Balsamic Berry & Nectarine Crisp
Sometimes it’s difficult to please everyone, so you just have to please yourself.
My man could also go by Mr. Junk Food. If he had his druthers, we’d eat takeout hamburgers and pizza every night. And no matter what we eat for dinner, dessert is a must. That’s the one thing that I can count on him almost always loving – dessert. But every now and then, even one of those fails to please him, usually because it strays a little too far outside his comfort zone. Tonight’s experiment fell into that category.
Recently I had picked up a bag of nectarines at the Sam’s Club, remembering the excellent, juicy fruits I had gotten there last year. Unfortunately, this batch wasn’t nearly as good. A little too firm on the outside, they proved a bit mealy on the inside. Not very good for eating out of hand. So I’ve been pondering what to do with them for several days. Finally, I decided that perhaps baking them into something might bring out some additional sweetness, especially if I mixed them with some other things.
But, as always, I was trying to find something not too calorie-rich but still delicious. Finally, after reading through many recipes, I cobbled some ideas from several different dishes together and came up with this crisp. My man loved the sweet, crisp cake crumb topping, but once he got into the fruit itself, it was a little too much for him.
I, on the other hand, loved it! I loved the rich bite of the balsamic and the sweetness of the fruit. The slight crunch of the crispy cake crumbs. Because it’s mostly fruit, it’s pretty low-calorie, but it has such rich flavors that it really satisfies. So, I was pretty pleased with this recipe. I wonder, am I the only one who likes this sort of thing?
- 2 tbsp Sugar
- 1 tbsp balsamic vinegar
- 1 cup berries (your choice), fresh or frozen
- 3-4 Nectarines, sliced
- 1/4 teaspoon black pepper (optional)
- 1 slice vanilla pound cake, crusts removed, and crumbled
- Cooking spray
Preheat oven to 375. Cover a small baking sheet with foil. Divide nectarines among 3 1-cup ramekins.

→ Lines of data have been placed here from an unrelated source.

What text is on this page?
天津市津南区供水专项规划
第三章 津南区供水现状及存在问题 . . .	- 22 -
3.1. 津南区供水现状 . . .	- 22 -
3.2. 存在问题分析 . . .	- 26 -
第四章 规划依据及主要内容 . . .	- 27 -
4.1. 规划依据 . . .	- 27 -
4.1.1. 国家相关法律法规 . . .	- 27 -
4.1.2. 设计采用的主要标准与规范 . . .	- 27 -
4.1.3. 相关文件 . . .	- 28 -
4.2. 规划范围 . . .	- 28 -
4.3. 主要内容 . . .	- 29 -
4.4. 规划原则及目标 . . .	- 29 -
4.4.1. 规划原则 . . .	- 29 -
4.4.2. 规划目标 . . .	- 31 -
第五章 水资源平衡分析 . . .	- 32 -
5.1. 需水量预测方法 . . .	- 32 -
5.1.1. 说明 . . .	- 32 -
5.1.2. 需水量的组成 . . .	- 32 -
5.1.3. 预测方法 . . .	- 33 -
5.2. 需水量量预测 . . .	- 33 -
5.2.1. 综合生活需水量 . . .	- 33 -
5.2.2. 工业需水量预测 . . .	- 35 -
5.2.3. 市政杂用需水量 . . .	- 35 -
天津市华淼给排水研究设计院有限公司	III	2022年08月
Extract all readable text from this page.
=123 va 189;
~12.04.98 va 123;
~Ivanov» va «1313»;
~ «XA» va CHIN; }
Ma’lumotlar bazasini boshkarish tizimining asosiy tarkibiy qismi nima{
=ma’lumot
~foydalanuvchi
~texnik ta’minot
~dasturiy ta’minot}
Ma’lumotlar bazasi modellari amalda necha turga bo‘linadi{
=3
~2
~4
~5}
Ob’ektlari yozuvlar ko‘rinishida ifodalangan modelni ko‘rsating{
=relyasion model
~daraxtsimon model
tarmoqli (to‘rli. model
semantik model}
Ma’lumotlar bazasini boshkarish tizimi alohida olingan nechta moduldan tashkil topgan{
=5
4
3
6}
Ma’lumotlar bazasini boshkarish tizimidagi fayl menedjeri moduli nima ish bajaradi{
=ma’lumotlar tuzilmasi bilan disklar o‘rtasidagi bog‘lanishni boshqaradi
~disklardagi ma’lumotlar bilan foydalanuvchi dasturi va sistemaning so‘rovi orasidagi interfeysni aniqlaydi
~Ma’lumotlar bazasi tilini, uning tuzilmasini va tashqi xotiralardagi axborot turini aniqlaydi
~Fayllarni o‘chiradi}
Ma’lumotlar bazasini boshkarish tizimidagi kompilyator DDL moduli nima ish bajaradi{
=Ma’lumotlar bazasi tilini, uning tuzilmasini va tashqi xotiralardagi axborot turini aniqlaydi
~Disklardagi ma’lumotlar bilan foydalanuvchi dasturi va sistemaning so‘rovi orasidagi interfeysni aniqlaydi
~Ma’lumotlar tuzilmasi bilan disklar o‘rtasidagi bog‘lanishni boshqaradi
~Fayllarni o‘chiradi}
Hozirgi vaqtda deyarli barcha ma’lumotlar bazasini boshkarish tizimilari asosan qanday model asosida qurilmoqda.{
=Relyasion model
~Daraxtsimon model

Boil sugar with vinegar and blueberries in a small saucepan, stirring, 1 minute. Remove from heat, stir in black pepper and pour over nectarines.
Sprinkle pound cake crumbs over top of the fruit and spray lightly with cooking spray. Place ramekins on baking sheet and bake for 20 minutes or until topping is crisp and golden brown.
Allow to cool for 3-5 minutes and serve
Nutritional Info calculated with BigOven Recipe Software
|Fat: 1g, Sat Fat: 0g|
Note: I used a Cooking Light vanilla pound cake recipe (link attached to the recipe) and that is what is used in the nutritional breakdown. If you use store bought, it will probably be a bit higher in calorie.